What’s the best value wine on your list at the moment?
Saletta Giulia 2018 – a fabulous blend of Cabernet Franc and Cabernet Sauvignon from our Hand Picked Hotels’ owners Villa Saletta estate in Tuscany. We put a low margin on the wine so it is accessible to all our guests. 

What is your ultimate food and drink match? 
I shall be terribly old school and say foie gras and Sauternes. 

Old World or New World?
Argh! Can I say both? I so love old world wines but also the diversity and inventiveness that come with the freedom of the new world areas. Ideally a Sonoma Chardonnay followed by a Brunello di Montalcino.
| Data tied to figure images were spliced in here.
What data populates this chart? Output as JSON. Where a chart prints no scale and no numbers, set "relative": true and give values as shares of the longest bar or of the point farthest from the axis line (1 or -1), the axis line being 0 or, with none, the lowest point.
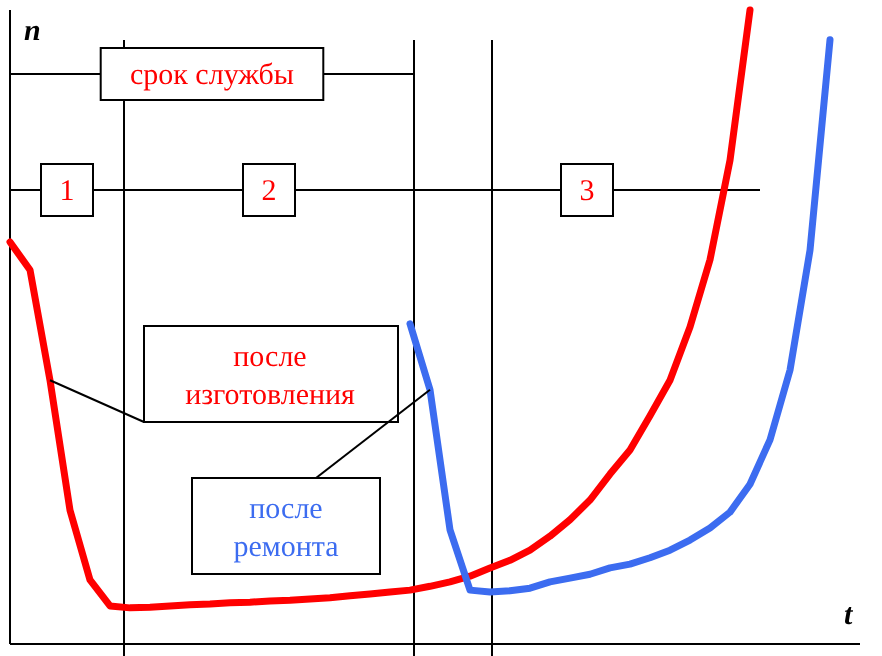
{
  "chart_data": {
    "type": "line",
    "relative": true,
    "xlabel": "t",
    "ylabel": "n",
    "categories": [
      null,
      null,
      null,
      null,
      null,
      null,
      null,
      null,
      null,
      null,
      null,
      null,
      null,
      null,
      null,
      null,
      null,
      null,
      null,
      null,
      null,
      null,
      null,
      null,
      null,
      null,
      null,
      null,
      null,
      null,
      null,
      null,
      null,
      null,
      null,
      null,
      null,
      null,
      null,
      null,
      null,
      null,
      null
    ],
    "series": [
      {
        "name": "после изготовления",
        "color": "#ff0000",
        "values": [
          0.634,
          0.59,
          0.416,
          0.211,
          0.101,
          0.06,
          0.057,
          0.058,
          0.06,
          0.062,
          0.063,
          0.065,
          0.066,
          0.068,
          0.069,
          0.071,
          0.073,
          0.076,
          0.079,
          0.082,
          0.085,
          0.091,
          0.098,
          0.107,
          0.12,
          0.132,
          0.148,
          0.17,
          0.196,
          0.227,
          0.268,
          0.306,
          0.36,
          0.416,
          0.5,
          0.606,
          0.763,
          1,
          null,
          null,
          null,
          null,
          null
        ]
      },
      {
        "name": "после ремонта",
        "color": "#3c6cf0",
        "values": [
          null,
          null,
          null,
          null,
          null,
          null,
          null,
          null,
          null,
          null,
          null,
          null,
          null,
          null,
          null,
          null,
          null,
          null,
          null,
          null,
          0.505,
          0.401,
          0.18,
          0.085,
          0.082,
          0.084,
          0.088,
          0.098,
          0.104,
          0.11,
          0.12,
          0.126,
          0.136,
          0.148,
          0.164,
          0.183,
          0.208,
          0.252,
          0.322,
          0.432,
          0.621,
          0.953,
          null
        ]
      }
    ],
    "annotations": [
      "срок службы",
      "1",
      "2",
      "3"
    ]
  }
}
What is your pet hate when it comes to wine service in other restaurants? 
Removing the foil at the top and not below the lip drives me crazy. Teaching people to open a bottle correctly is so simple. Also, sommeliers who talk down to guests. As much as this is generally not the case these days it still does happen and you never know who you are talking to.

Who is your favourite producer right now?
Right now it’s between the Blank Bottle wines by Pieter Walser from South Africa or Château La Lagune from the Haut-Médoc as I’ve very much been enjoying drinking their wines lately, and they are excellent value for money.

As a head of wine what question do you most get asked by customers?
In my former life as a sommelier I was often asked if the wine was ‘dry’. A very sensible question. Wine is dry unless otherwise stated on the label due to the fermentation process when the sugar in the wine is consumed by the yeast and turned into alcohol and CO2.

Which wine producing region or country is underrated at the moment?
Greece – there is a larger variety of style than I think most people realise, from light and crisp to powerful full-bodied wines. 

It’s your last meal and you can have a bottle of any wine in the world. What is it and why?
A Romanée-Conti by Domaine de la Romanée-Conti of more than 25 years of age – simply because it is one of the best wines in the world, and I can definitely not afford it.